The total Change Theorem (Application of FTC)

The Total Change Theorem states that the definite integral of a rate of change of a quantity gives the total change in that quantity over a given interval. If F'(x) is the rate of change of some quantity F(x), then the total change in F(x) from x=a to x=b is given by the definite integral of F'(x) from a to b.

The Total Change Theorem is actually just a restatement or application of the **Second Part (or Part 2) of the Fundamental Theorem of Calculus (FTC)**. The FTC Part 2 states that if F is any antiderivative of f, then ∫_a^b f(x) dx = F(b) − F(a). If we let f(x) be the rate of change of F(x), i.e., f(x) = F'(x), then the theorem becomes ∫_a^b F'(x) dx = F(b) − F(a), which is the Total Change Theorem.

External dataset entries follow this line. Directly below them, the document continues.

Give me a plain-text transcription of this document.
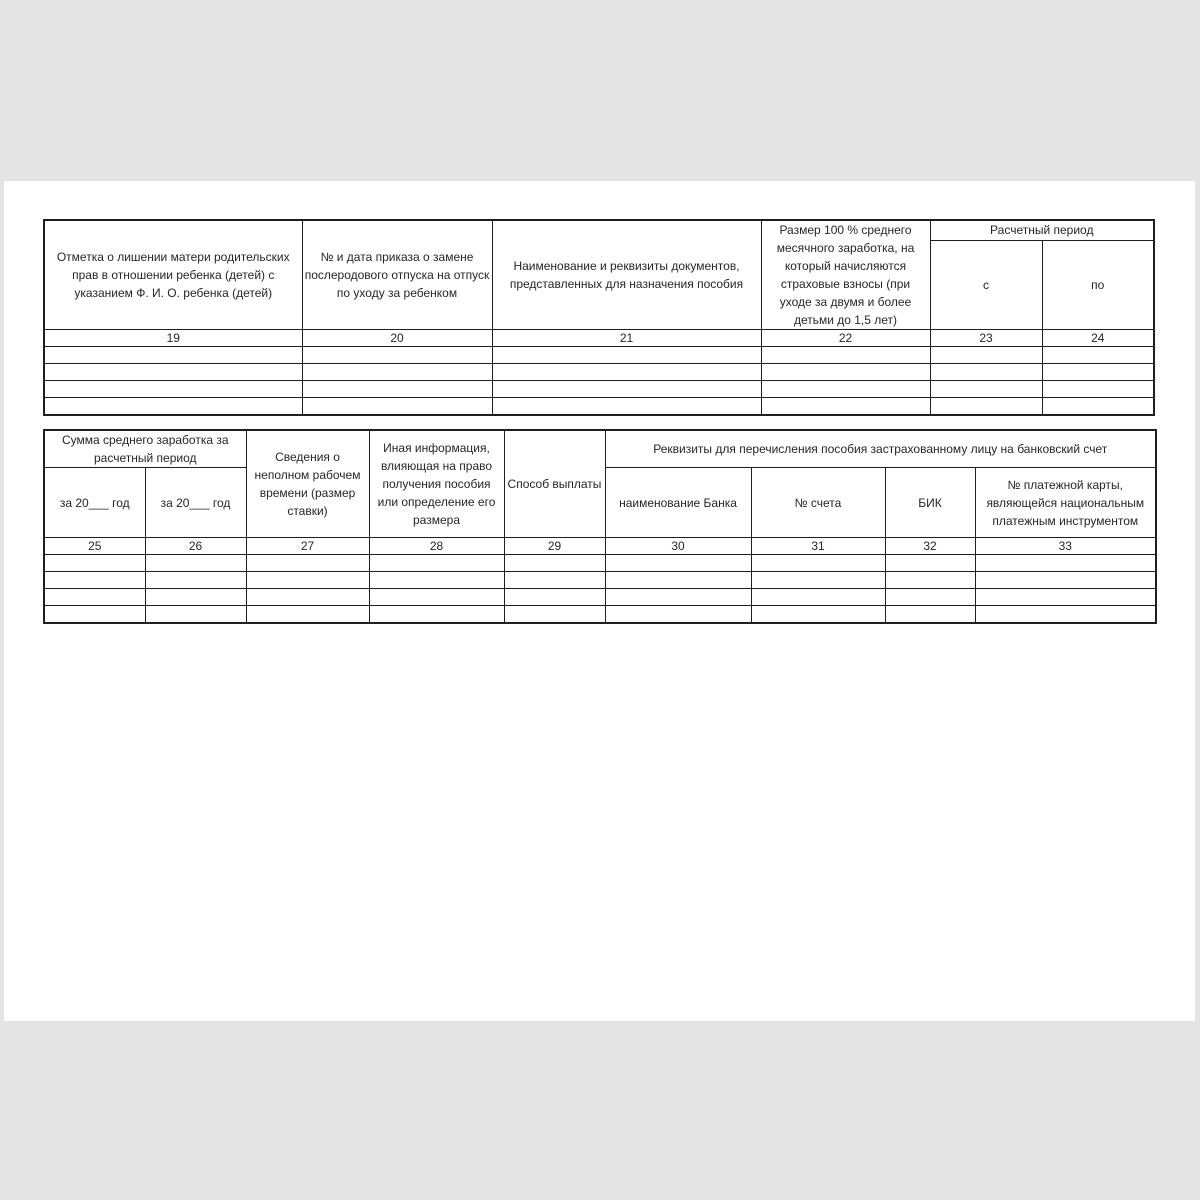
Отметка о лишении матери родительских прав в отношении ребенка (детей) с указанием Ф. И. О. ребенка (детей)	№ и дата приказа о замене послеродового отпуска на отпуск по уходу за ребенком	Наименование и реквизиты документов, представленных для назначения пособия	Размер 100 % среднего месячного заработка, на который начисляются страховые взносы (при уходе за двумя и более детьми до 1,5 лет)	Расчетный период	
				с	по
19	20	21	22	23	24

Сумма среднего заработка за расчетный период		Сведения о неполном рабочем времени (размер ставки)	Иная информация, влияющая на право получения пособия или определение его размера	Способ выплаты	Реквизиты для перечисления пособия застрахованному лицу на банковский счет			
за 20___ год	за 20___ год				наименование Банка	№ счета	БИК	№ платежной карты, являющейся национальным платежным инструментом
25	26	27	28	29	30	31	32	33
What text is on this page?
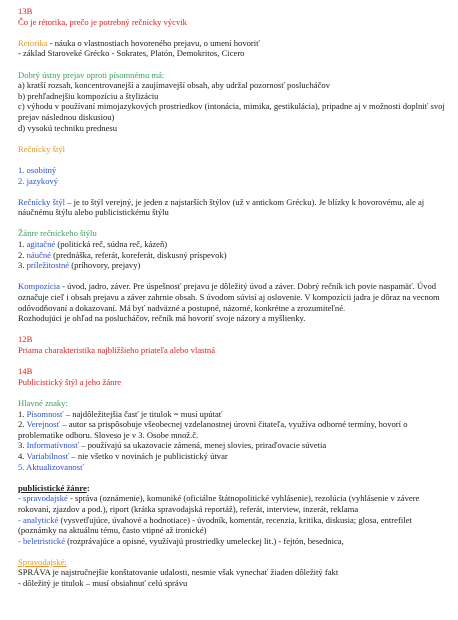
13B
Čo je rétorika, prečo je potrebný rečnícky výcvik
Retorika - náuka o vlastnostiach hovoreného prejavu, o umení hovoriť
- základ Staroveké Grécko - Sokrates, Platón, Demokritos, Cicero
Dobrý ústny prejav oproti písomnému má:
a) kratší rozsah, koncentrovanejší a zaujímavejší obsah, aby udržal pozornosť poslucháčov
b) prehľadnejšiu kompozíciu a štylizáciu
c) výhodu v používaní mimojazykových prostriedkov (intonácia, mimika, gestikulácia), pripadne aj v možnosti doplniť svoj prejav následnou diskusiou)
d) vysokú techniku prednesu
Rečnícky štýl
1. osobitný
2. jazykový
Rečnícky štýl – je to štýl verejný, je jeden z najstarších štýlov (už v antickom Grécku). Je blízky k hovorovému, ale aj náučnému štýlu alebo publicistickému štýlu
Žánre rečníckeho štýlu
1. agitačné (politická reč, súdna reč, kázeň)
2. náučné (prednáška, referát, koreferát, diskusný príspevok)
3. príležitostné (príhovory, prejavy)
Kompozícia - úvod, jadro, záver. Pre úspešnosť prejavu je dôležitý úvod a záver. Dobrý rečník ich povie naspamäť. Úvod označuje cieľ i obsah prejavu a záver zahrnie obsah. S úvodom súvisí aj oslovenie. V kompozícii jadra je dôraz na vecnom odôvodňovaní a dokazovaní. Má byť nadväzné a postupné, názorné, konkrétne a zrozumiteľné.
Rozhodujúci je ohľad na poslucháčov, rečník má hovoriť svoje názory a myšlienky.
12B
Priama charakteristika najbližšieho priateľa alebo vlastná
14B
Publicistický štýl a jeho žánre
Hlavné znaky:
1. Písomnosť – najdôležitejšia časť je titulok = musí upútať
2. Verejnosť – autor sa prispôsobuje všeobecnej vzdelanostnej úrovni čitateľa, využíva odborné termíny, hovorí o problematike odboru. Sloveso je v 3. Osobe množ.č.
3. Informatívnosť – používajú sa ukazovacie zámená, menej slovies, priraďovacie súvetia
4. Variabilnosť – nie všetko v novinách je publicistický útvar
5. Aktualizovanosť
publicistické žánre:
- spravodajské - správa (oznámenie), komuniké (oficiálne štátnopolitické vyhlásenie), rezolúcia (vyhlásenie v závere rokovaní, zjazdov a pod.), riport (krátka spravodajská reportáž), referát, interview, inzerát, reklama
- analytické (vysvetľujúce, úvahové a hodnotiace) - úvodník, komentár, recenzia, kritika, diskusia; glosa, entrefilet (poznámky na aktuálnu tému, často vtipné až ironické)
- beletristické (rozprávajúce a opisné, využívajú prostriedky umeleckej lit.) - fejtón, besednica,
Spravodajské:
SPRÁVA je najstručnejšie konštatovanie udalosti, nesmie však vynechať žiaden dôležitý fakt
- dôležitý je titulok – musí obsiahnuť celú správu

You use the Total Change Theorem when you know the rate at which something is changing over time or another variable, and you want to find the net amount by which the original quantity has changed over a specific interval. The formula is:

Total Change = ∫_a^b (Rate of Change) ⅆx

This also means that the final value of the quantity is the initial value plus the total change: F(b) = F(a) + ∫_a^b F'(x) ⅆx.

For example, if v(t) is the velocity of an object (rate of change of position), the integral of v(t) from t=a to t=b gives the total displacement (change in position) from time 'a' to time 'b'.